Ces albums parurent en 25 centimètres et en dur, chose rare à l’époque, trois mois avant la première de mon émission de radio (Radio-cité). J’eus le droit de dire, en direct, tout ce que je voulais sans la moindre censure.
L’émission suscita des centaines d’appels téléphoniques au standard du Poste parisien. Des gens protestaient contre cette musique de sauvages qui les dérangeait pendant leur repas. Mon émission dura trois ans et me permit de devenir organisateur de concerts.
En effet, un matin, au saut du lit, je me demandai : «Pourquoi Duke Ellington ne viendrait-il pas en Europe?» Sitôt pensé, sitôt fait. Un imprimeur me fabriqua des feuilles portant l’en-tête : «N. J. Canetti, organisateur de concerts, 6, rue Jenner, Paris 13e.» J’écrivis plusieurs fois à Irving Mills, représentant de Duke Ellington, mais mes lettres restèrent sans réponse. Un jour, je reçus un télégramme : «Nous arrivons.»
Or, j’avais fait des propositions magnifiques pour « passer » Duke Ellington au Gaumont-Palace : cinq mille places! On ferait un prix moyen et on remplirait sûrement la salle. Chez Gaumont, on était sceptique. Duke y était inconnu. A force de palabres, et mon émission venant à mon aide, je réussis à les persuader, avec mon «orchestre nègre pas cher».

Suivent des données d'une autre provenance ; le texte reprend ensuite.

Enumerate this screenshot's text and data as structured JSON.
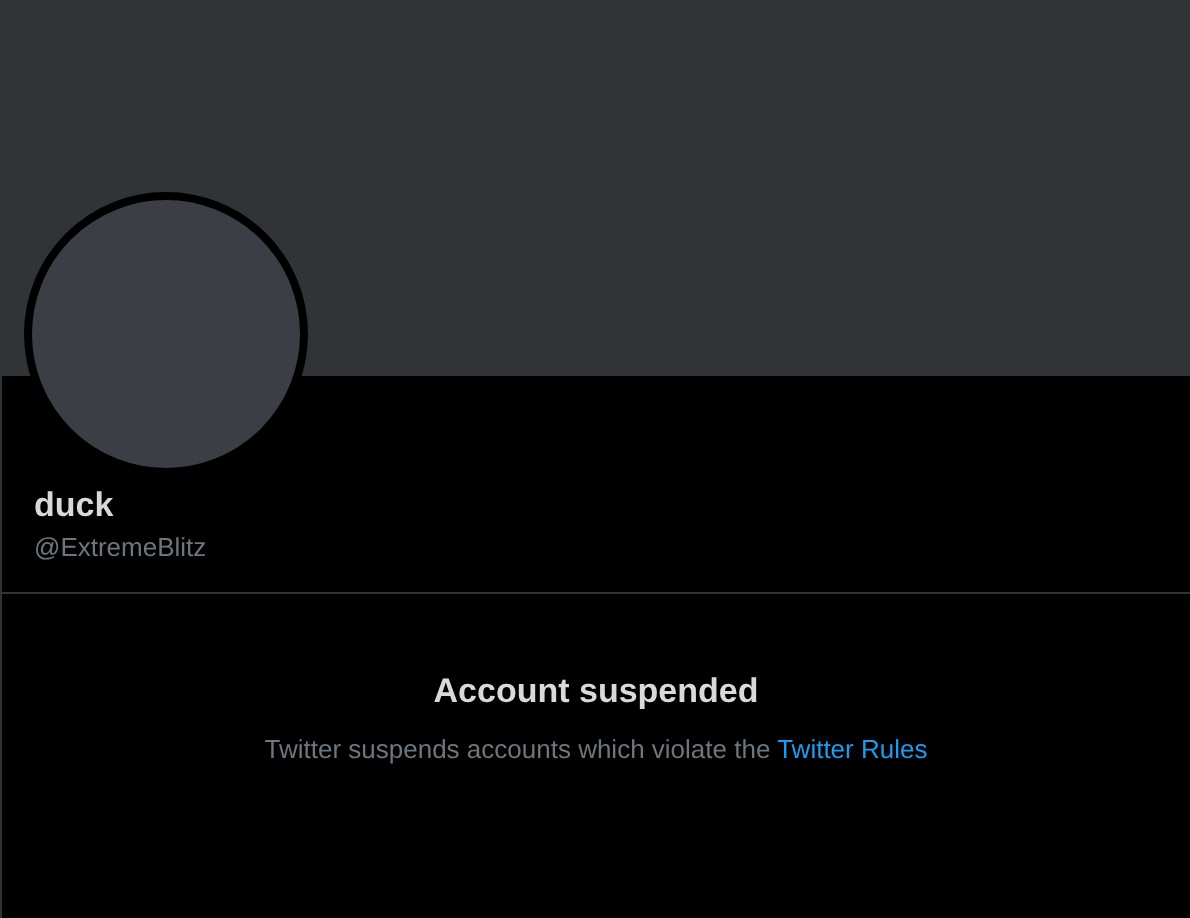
{
  "profile": {
    "name": "duck",
    "handle": "@ExtremeBlitz"
  },
  "notice": {
    "title": "Account suspended",
    "text": "Twitter suspends accounts which violate the",
    "link": "Twitter Rules"
  }
}
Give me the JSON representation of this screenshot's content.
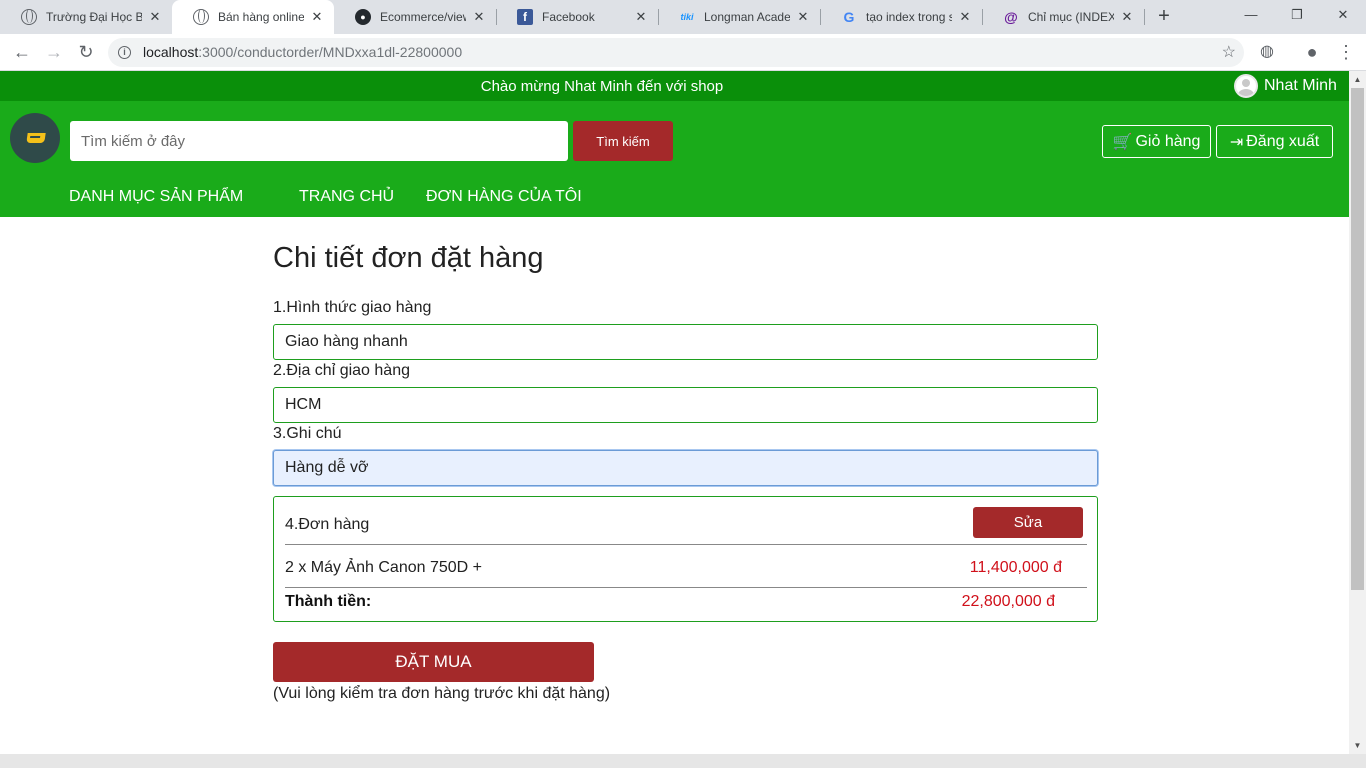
{
  "browser": {
    "tabs": [
      {
        "title": "Trường Đại Học Bá",
        "icon": "globe-icon"
      },
      {
        "title": "Bán hàng online",
        "icon": "globe-icon"
      },
      {
        "title": "Ecommerce/views",
        "icon": "github-icon"
      },
      {
        "title": "Facebook",
        "icon": "facebook-icon"
      },
      {
        "title": "Longman Academ",
        "icon": "tiki-icon"
      },
      {
        "title": "tạo index trong sq",
        "icon": "google-icon"
      },
      {
        "title": "Chỉ mục (INDEX) tr",
        "icon": "at-icon"
      }
    ],
    "url_host": "localhost",
    "url_path": ":3000/conductorder/MNDxxa1dl-22800000"
  },
  "welcome": {
    "text": "Chào mừng Nhat Minh đến với shop",
    "user_name": "Nhat Minh"
  },
  "header": {
    "search_placeholder": "Tìm kiếm ở đây",
    "search_button": "Tìm kiếm",
    "cart_button": "Giỏ hàng",
    "logout_button": "Đăng xuất",
    "nav": [
      "DANH MỤC SẢN PHẨM",
      "TRANG CHỦ",
      "ĐƠN HÀNG CỦA TÔI"
    ]
  },
  "form": {
    "title": "Chi tiết đơn đặt hàng",
    "shipping_label": "1.Hình thức giao hàng",
    "shipping_value": "Giao hàng nhanh",
    "address_label": "2.Địa chỉ giao hàng",
    "address_value": "HCM",
    "note_label": "3.Ghi chú",
    "note_value": "Hàng dễ vỡ",
    "order": {
      "title": "4.Đơn hàng",
      "edit_button": "Sửa",
      "item": "2 x Máy Ảnh Canon 750D +",
      "item_price": "11,400,000 đ",
      "total_label": "Thành tiền:",
      "total_value": "22,800,000 đ"
    },
    "buy_button": "ĐẶT MUA",
    "buy_note": "(Vui lòng kiểm tra đơn hàng trước khi đặt hàng)"
  },
  "colors": {
    "welcome_bar": "#0a8f0a",
    "header": "#1aab1a",
    "button_red": "#a4292a",
    "price_red": "#d0101a"
  }
}
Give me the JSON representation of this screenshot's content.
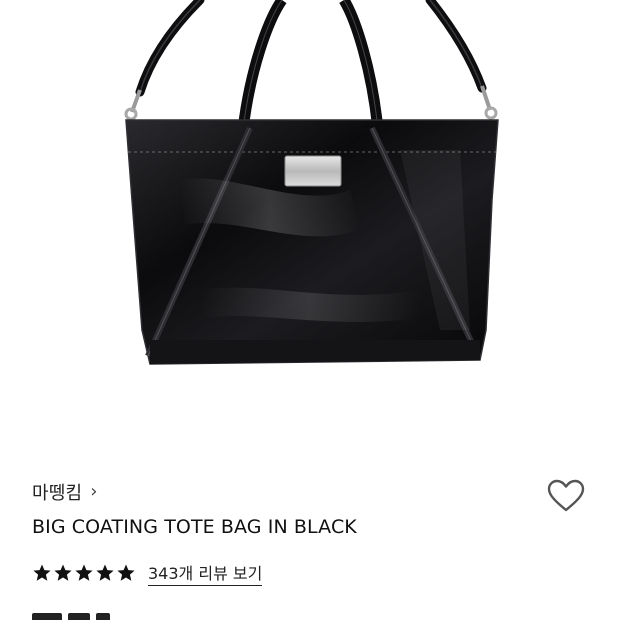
{
  "product": {
    "brand": "마뗑킴",
    "brand_chevron": "›",
    "name": "BIG COATING TOTE BAG IN BLACK",
    "rating_stars": 5,
    "review_link": "343개 리뷰 보기",
    "image_icon": "black-tote-bag-photo",
    "wishlist_icon": "heart-outline-icon"
  },
  "colors": {
    "text": "#111111",
    "star": "#111111",
    "heart": "#555555",
    "bag": "#0d0d0f"
  }
}
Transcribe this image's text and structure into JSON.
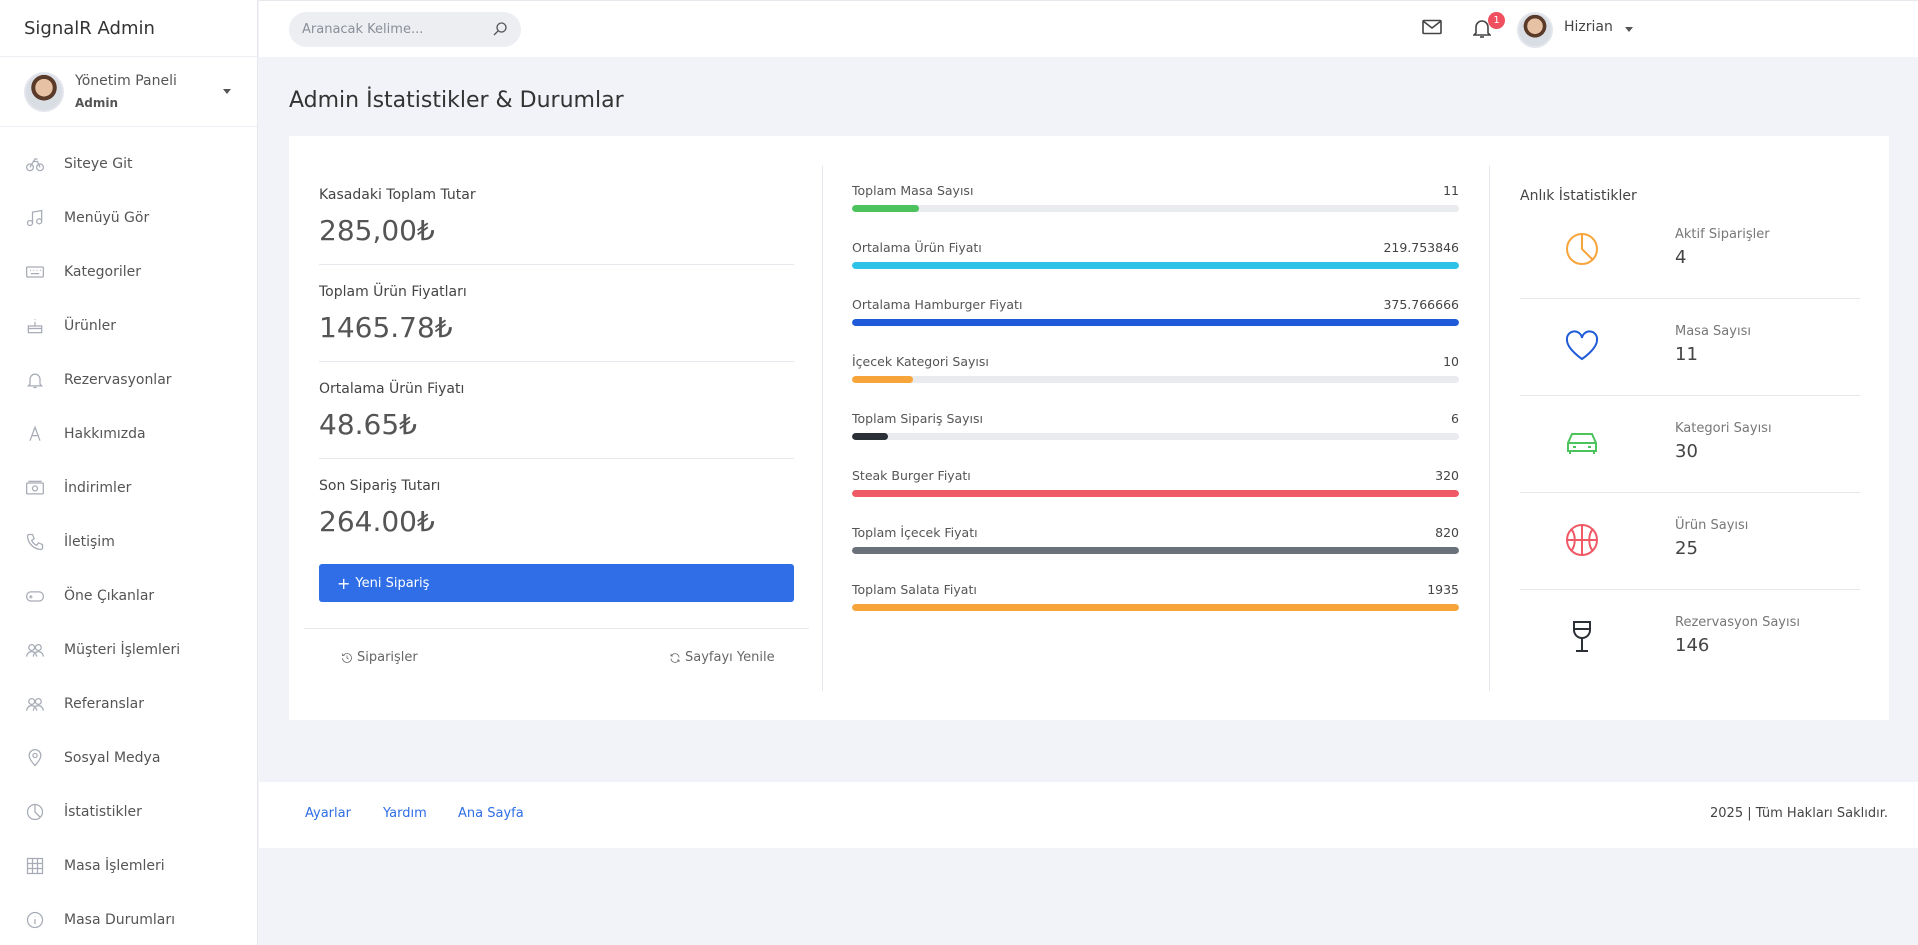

Un peu plus tard, en juin 1933, je reçois une lettre de Jack Hylton. Il connaît mes offres à Duke Ellington par l’intermédiaire d’Irving Mills, dont il est l’associé. Il se renseigne sur mes possibilités.
Je connaissais Hylton de réputation : il ne faisait pas du vrai jazz, mais un variété-show excellent. Sur ces entrefaites, le Gaumont, qui passe un film à succès, me présente ses regrets.
Je me précipite chez Marcel de Valmalete, directeur du plus grand bureau de concerts à Paris. C’est un homme distingué et prudent. Il me scrute longuement pendant que je lui fais mon numéro : mes émissions du lundi, Duke Ellington.
“– La salle Pleyel… propose-t-il.
– Oui, mais il faudra deux concerts afin de couvrir les frais.”
M. de Valmalete a montré tout le courage que l’occasion exigeait. J’insiste sur le mot «courage» parce qu’il en fallait pour courir un tel risque avec un inconnu. Duke Ellington fut donc engagé pour deux concerts les 29 et 30 juillet 1933.
Duke Ellington et Mills arrivèrent à la gare du Nord le 28 juillet. Mills, jovial demanda : «Monsieur Canetti, how is your father?» Ma jeunesse l’avait induit en erreur. Je fis une réponse vague. Je ne tenais pas à dire que le Canetti de l’affaire, c’était moi!
Duke Ellington, au contraire, fut très à l’aise.
Non seulement les deux concerts se déroulèrent fort bien et De Valmalete y fit de bonnes affaires mais il y eut une troisième soirée.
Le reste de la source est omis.